Note: Automatic fallback is not the default configuration, but it can be enabled. To enable automatic fallback, change the Enable Automatic Fallback parameter in the Server Recovery Manager Service Parameters to value True.
Troubleshoot
This section provides the information you can use in order to troubleshoot your configuration.
When troubleshooting High Availability on the IM&P Service Server, there are two important timers that you must keep in consideration.
- The Servers exchange 4 keepalives every 60 seconds. If there is no response after the 60 seconds, the Cisco Service Recovery Manager (SRM) considers that the unresponsive node went off-line and triggers a Fail Over command. As the next snippet shows, the last heartbeat occurred 62 seconds ago.
2021-05-13 02:48:48,244 INFO[HS]rsrm.RsrmHeartBeatHandler - RsrmHeartBeatHandler: peer down, time since last heartbeat[s]= 62
2021-05-13 02:48:48,244 INFO [HS] rsrm.RsrmAutomaticFallback - RsrmAutomaticFallback: peer states vector changed to [Normal,Running in Backup Mode]
Tip: For this scenario, if you have found some latency in your network, it is recommended to increase the heartbeat timeout timer from 60 to 90 seconds.

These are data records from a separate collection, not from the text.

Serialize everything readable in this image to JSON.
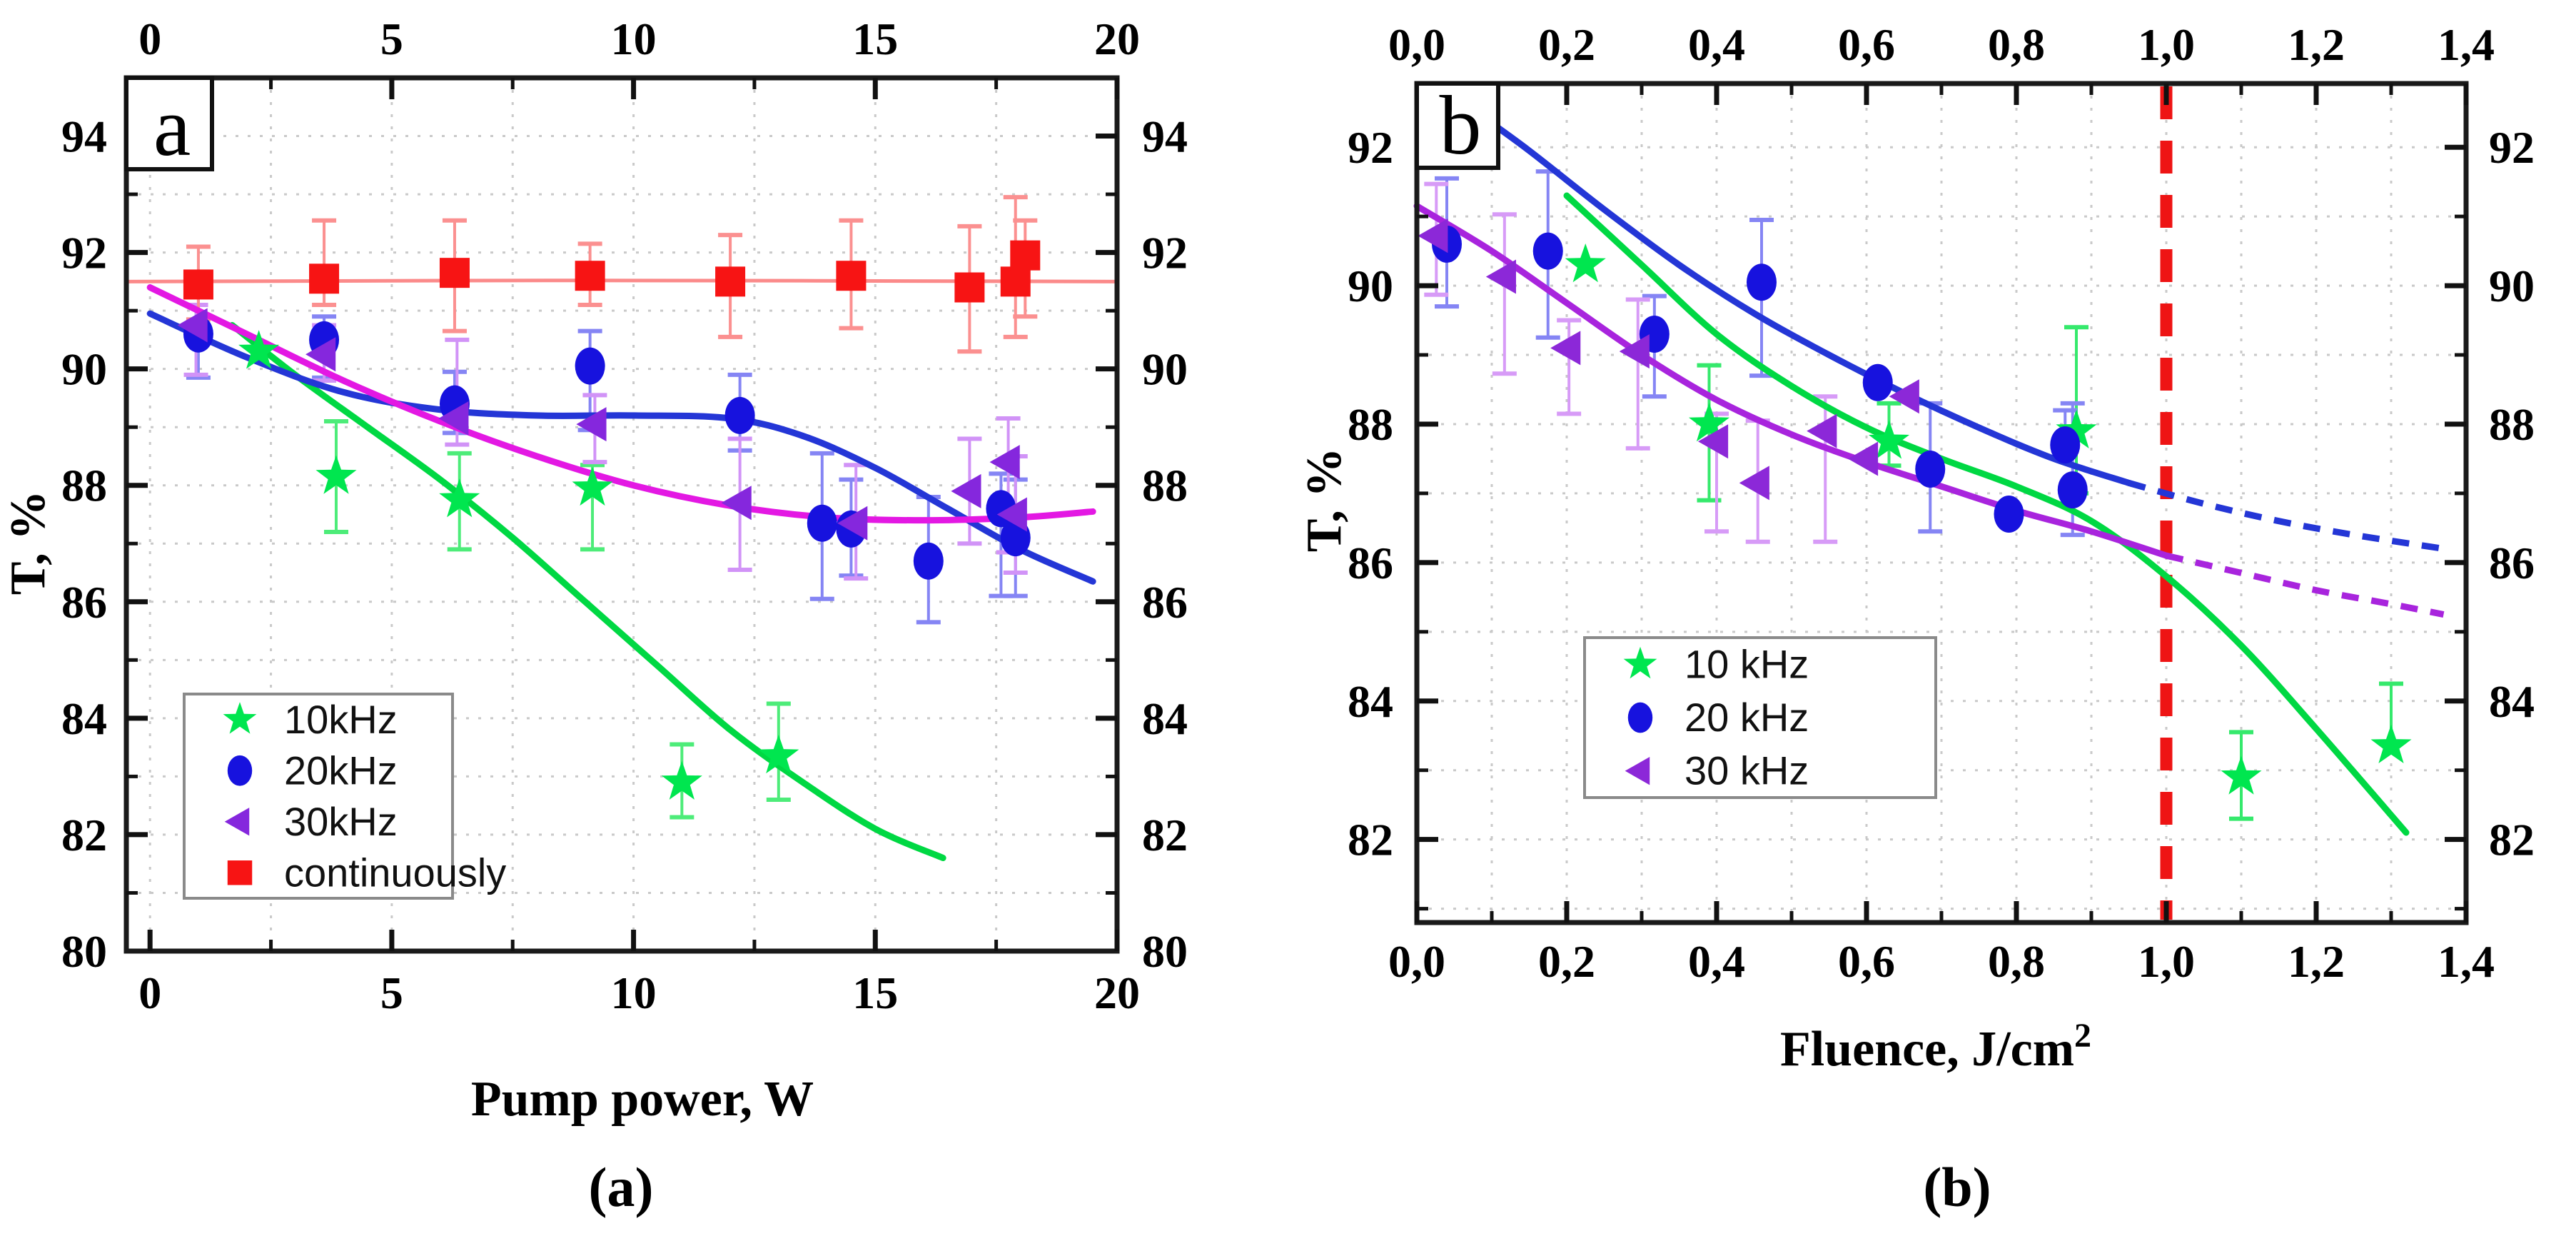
{
  "figure": {
    "captions": {
      "a": "(a)",
      "b": "(b)"
    }
  },
  "chart_data": [
    {
      "id": "a",
      "type": "scatter",
      "panel_label": "a",
      "xlabel": "Pump power, W",
      "xlabel_sup": "",
      "ylabel": "T, %",
      "xlim": [
        -0.49,
        20.0
      ],
      "ylim": [
        80.0,
        95.0
      ],
      "grid": true,
      "x_ticks": [
        {
          "v": 0,
          "t": "0"
        },
        {
          "v": 5,
          "t": "5"
        },
        {
          "v": 10,
          "t": "10"
        },
        {
          "v": 15,
          "t": "15"
        },
        {
          "v": 20,
          "t": "20"
        }
      ],
      "x_minor": [
        2.5,
        7.5,
        12.5,
        17.5
      ],
      "y_ticks": [
        {
          "v": 80,
          "t": "80"
        },
        {
          "v": 82,
          "t": "82"
        },
        {
          "v": 84,
          "t": "84"
        },
        {
          "v": 86,
          "t": "86"
        },
        {
          "v": 88,
          "t": "88"
        },
        {
          "v": 90,
          "t": "90"
        },
        {
          "v": 92,
          "t": "92"
        },
        {
          "v": 94,
          "t": "94"
        }
      ],
      "y_minor": [
        81,
        83,
        85,
        87,
        89,
        91,
        93
      ],
      "legend_position": "lower-left",
      "series": [
        {
          "key": "s10",
          "name": "10kHz",
          "marker": "star",
          "color": "#00e64f",
          "err_color": "#4dec79",
          "line_color": "#00d843",
          "points": [
            [
              2.25,
              90.3,
              0,
              0
            ],
            [
              3.85,
              88.15,
              0.95,
              0.95
            ],
            [
              6.4,
              87.75,
              0.8,
              0.85
            ],
            [
              9.15,
              87.95,
              0.4,
              1.05
            ],
            [
              11.0,
              82.9,
              0.65,
              0.6
            ],
            [
              13.0,
              83.35,
              0.9,
              0.75
            ]
          ],
          "fit": [
            [
              1.7,
              90.75
            ],
            [
              3.0,
              89.9
            ],
            [
              4.5,
              89.0
            ],
            [
              6.0,
              88.1
            ],
            [
              7.5,
              87.1
            ],
            [
              9.0,
              86.0
            ],
            [
              10.5,
              84.9
            ],
            [
              12.0,
              83.8
            ],
            [
              13.5,
              82.9
            ],
            [
              15.0,
              82.1
            ],
            [
              16.4,
              81.6
            ]
          ]
        },
        {
          "key": "s20",
          "name": "20kHz",
          "marker": "circle",
          "color": "#1712de",
          "err_color": "#8585f4",
          "line_color": "#2436d6",
          "points": [
            [
              1.0,
              90.6,
              0.7,
              0.75
            ],
            [
              3.6,
              90.5,
              0.4,
              0.65
            ],
            [
              6.3,
              89.4,
              0.55,
              0.5
            ],
            [
              9.1,
              90.05,
              0.6,
              1.1
            ],
            [
              12.2,
              89.2,
              0.7,
              0.6
            ],
            [
              13.9,
              87.35,
              1.2,
              1.3
            ],
            [
              14.5,
              87.25,
              0.85,
              0.8
            ],
            [
              16.1,
              86.7,
              1.1,
              1.05
            ],
            [
              17.6,
              87.6,
              0.6,
              1.5
            ],
            [
              17.9,
              87.1,
              1.0,
              1.0
            ]
          ],
          "fit": [
            [
              0,
              90.95
            ],
            [
              2,
              90.2
            ],
            [
              4,
              89.6
            ],
            [
              6,
              89.3
            ],
            [
              8,
              89.2
            ],
            [
              10,
              89.2
            ],
            [
              12,
              89.15
            ],
            [
              13.5,
              88.85
            ],
            [
              15,
              88.3
            ],
            [
              16.5,
              87.6
            ],
            [
              18,
              86.9
            ],
            [
              19.5,
              86.35
            ]
          ]
        },
        {
          "key": "s30",
          "name": "30kHz",
          "marker": "tri-left",
          "color": "#8527dd",
          "err_color": "#d193f7",
          "line_color": "#e318e3",
          "points": [
            [
              0.95,
              90.75,
              0.35,
              0.85
            ],
            [
              3.6,
              90.25,
              0.5,
              0.45
            ],
            [
              6.35,
              89.15,
              1.35,
              0.45
            ],
            [
              9.2,
              89.05,
              0.5,
              0.65
            ],
            [
              12.2,
              87.7,
              1.1,
              1.15
            ],
            [
              14.6,
              87.35,
              1.0,
              0.95
            ],
            [
              16.95,
              87.9,
              0.9,
              0.9
            ],
            [
              17.75,
              88.4,
              0.75,
              1.55
            ],
            [
              17.9,
              87.5,
              1.0,
              1.0
            ]
          ],
          "fit": [
            [
              0,
              91.4
            ],
            [
              2,
              90.6
            ],
            [
              4,
              89.8
            ],
            [
              6,
              89.1
            ],
            [
              8,
              88.5
            ],
            [
              10,
              88.0
            ],
            [
              12,
              87.65
            ],
            [
              14,
              87.45
            ],
            [
              16,
              87.4
            ],
            [
              18,
              87.45
            ],
            [
              19.5,
              87.55
            ]
          ]
        },
        {
          "key": "scw",
          "name": "continuously",
          "marker": "square",
          "color": "#f71414",
          "err_color": "#fb9090",
          "line_color": "#fb8a8a",
          "line_width": 5,
          "points": [
            [
              1.0,
              91.45,
              0.65,
              0.6
            ],
            [
              3.6,
              91.55,
              1.0,
              0.45
            ],
            [
              6.3,
              91.65,
              0.9,
              1.0
            ],
            [
              9.1,
              91.6,
              0.55,
              0.5
            ],
            [
              12.0,
              91.5,
              0.8,
              0.95
            ],
            [
              14.5,
              91.6,
              0.95,
              0.9
            ],
            [
              16.95,
              91.4,
              1.05,
              1.1
            ],
            [
              17.9,
              91.5,
              1.45,
              0.95
            ],
            [
              18.1,
              91.95,
              0.6,
              1.05
            ]
          ],
          "fit": [
            [
              -0.45,
              91.5
            ],
            [
              9,
              91.52
            ],
            [
              19.95,
              91.5
            ]
          ]
        }
      ]
    },
    {
      "id": "b",
      "type": "scatter",
      "panel_label": "b",
      "xlabel": "Fluence, J/cm",
      "xlabel_sup": "2",
      "ylabel": "T, %",
      "xlim": [
        0.0,
        1.4
      ],
      "ylim": [
        80.8,
        92.92
      ],
      "grid": true,
      "x_ticks": [
        {
          "v": 0.0,
          "t": "0,0"
        },
        {
          "v": 0.2,
          "t": "0,2"
        },
        {
          "v": 0.4,
          "t": "0,4"
        },
        {
          "v": 0.6,
          "t": "0,6"
        },
        {
          "v": 0.8,
          "t": "0,8"
        },
        {
          "v": 1.0,
          "t": "1,0"
        },
        {
          "v": 1.2,
          "t": "1,2"
        },
        {
          "v": 1.4,
          "t": "1,4"
        }
      ],
      "x_minor": [
        0.1,
        0.3,
        0.5,
        0.7,
        0.9,
        1.1,
        1.3
      ],
      "y_ticks": [
        {
          "v": 82,
          "t": "82"
        },
        {
          "v": 84,
          "t": "84"
        },
        {
          "v": 86,
          "t": "86"
        },
        {
          "v": 88,
          "t": "88"
        },
        {
          "v": 90,
          "t": "90"
        },
        {
          "v": 92,
          "t": "92"
        }
      ],
      "y_minor": [
        81,
        83,
        85,
        87,
        89,
        91
      ],
      "legend_position": "lower-left",
      "vline": {
        "x": 1.0,
        "color": "#ee1414",
        "style": "dashed"
      },
      "series": [
        {
          "key": "s10",
          "name": "10 kHz",
          "marker": "star",
          "color": "#00e64f",
          "err_color": "#35e96c",
          "line_color": "#00d843",
          "points": [
            [
              0.225,
              90.3,
              0,
              0
            ],
            [
              0.39,
              88.0,
              0.85,
              1.1
            ],
            [
              0.63,
              87.75,
              0.55,
              0.35
            ],
            [
              0.88,
              87.9,
              1.5,
              0.9
            ],
            [
              1.1,
              82.9,
              0.65,
              0.6
            ],
            [
              1.3,
              83.35,
              0.9,
              0
            ]
          ],
          "fit": [
            [
              0.2,
              91.3
            ],
            [
              0.3,
              90.3
            ],
            [
              0.4,
              89.3
            ],
            [
              0.5,
              88.55
            ],
            [
              0.6,
              87.95
            ],
            [
              0.7,
              87.5
            ],
            [
              0.8,
              87.1
            ],
            [
              0.9,
              86.6
            ],
            [
              1.0,
              85.8
            ],
            [
              1.1,
              84.8
            ],
            [
              1.2,
              83.6
            ],
            [
              1.32,
              82.1
            ]
          ]
        },
        {
          "key": "s20",
          "name": "20 kHz",
          "marker": "circle",
          "color": "#1712de",
          "err_color": "#8585f4",
          "line_color": "#2436d6",
          "fit_dash_from": 0.92,
          "points": [
            [
              0.04,
              90.6,
              0.95,
              0.9
            ],
            [
              0.175,
              90.5,
              1.15,
              1.25
            ],
            [
              0.317,
              89.3,
              0.55,
              0.9
            ],
            [
              0.46,
              90.05,
              0.9,
              1.35
            ],
            [
              0.615,
              88.6,
              0,
              0
            ],
            [
              0.685,
              87.35,
              0.95,
              0.9
            ],
            [
              0.79,
              86.7,
              0,
              0
            ],
            [
              0.865,
              87.7,
              0.5,
              0
            ],
            [
              0.875,
              87.05,
              1.25,
              0.65
            ]
          ],
          "fit": [
            [
              0.08,
              92.5
            ],
            [
              0.15,
              91.95
            ],
            [
              0.25,
              91.1
            ],
            [
              0.35,
              90.3
            ],
            [
              0.45,
              89.6
            ],
            [
              0.55,
              89.0
            ],
            [
              0.65,
              88.45
            ],
            [
              0.75,
              87.95
            ],
            [
              0.85,
              87.5
            ],
            [
              0.95,
              87.15
            ],
            [
              1.05,
              86.85
            ],
            [
              1.15,
              86.6
            ],
            [
              1.25,
              86.4
            ],
            [
              1.37,
              86.2
            ]
          ]
        },
        {
          "key": "s30",
          "name": "30 kHz",
          "marker": "tri-left",
          "color": "#8c28d8",
          "err_color": "#d79bf7",
          "line_color": "#a824dd",
          "fit_dash_from": 0.92,
          "points": [
            [
              0.026,
              90.72,
              0.75,
              0.85
            ],
            [
              0.117,
              90.13,
              0.9,
              1.4
            ],
            [
              0.203,
              89.1,
              0.4,
              0.95
            ],
            [
              0.295,
              89.05,
              0.75,
              1.4
            ],
            [
              0.4,
              87.75,
              0.4,
              1.3
            ],
            [
              0.455,
              87.15,
              0.9,
              0.85
            ],
            [
              0.545,
              87.9,
              0.5,
              1.6
            ],
            [
              0.6,
              87.5,
              0,
              0
            ],
            [
              0.655,
              88.4,
              0,
              0
            ]
          ],
          "fit": [
            [
              0.0,
              91.15
            ],
            [
              0.1,
              90.5
            ],
            [
              0.2,
              89.75
            ],
            [
              0.3,
              89.0
            ],
            [
              0.4,
              88.35
            ],
            [
              0.5,
              87.85
            ],
            [
              0.6,
              87.45
            ],
            [
              0.7,
              87.1
            ],
            [
              0.8,
              86.75
            ],
            [
              0.9,
              86.45
            ],
            [
              1.0,
              86.1
            ],
            [
              1.1,
              85.85
            ],
            [
              1.2,
              85.6
            ],
            [
              1.3,
              85.4
            ],
            [
              1.37,
              85.25
            ]
          ]
        }
      ]
    }
  ]
}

Navigate to CUCM Administration web page > System > Service parameters configuration > Select the IM&P Server> Select Cisco Recovery ManagerSettings. On the Keep Alive (Heartbeat) timeout, increase the number to 90 seconds.
- The IM&P Subscriber server waits 90 seconds. If it detects that one or more of the monitored services is down, the Subscriber server takes over.
Logs to Collect for Troubleshooting
- Server Recover Manager (SRM) logs from before and after the failover event (debug level if possible).
- The output of the command via IM&P command-line interface run sql select * from enterprisesubcluster.
- The enterprisesubcluster table in IM&P houses the Redundancy Group configuration.
- The output of the command via IM&P command-line interface run sql select * from enterprisenode.
- The enterprisenode table displays the node information and subcluster assignment of the node.
- If the failed over is produced by a service being stopped, gather:
- Event viewer system logs
- Event viewer application logs
- Logs from the service that are stopped.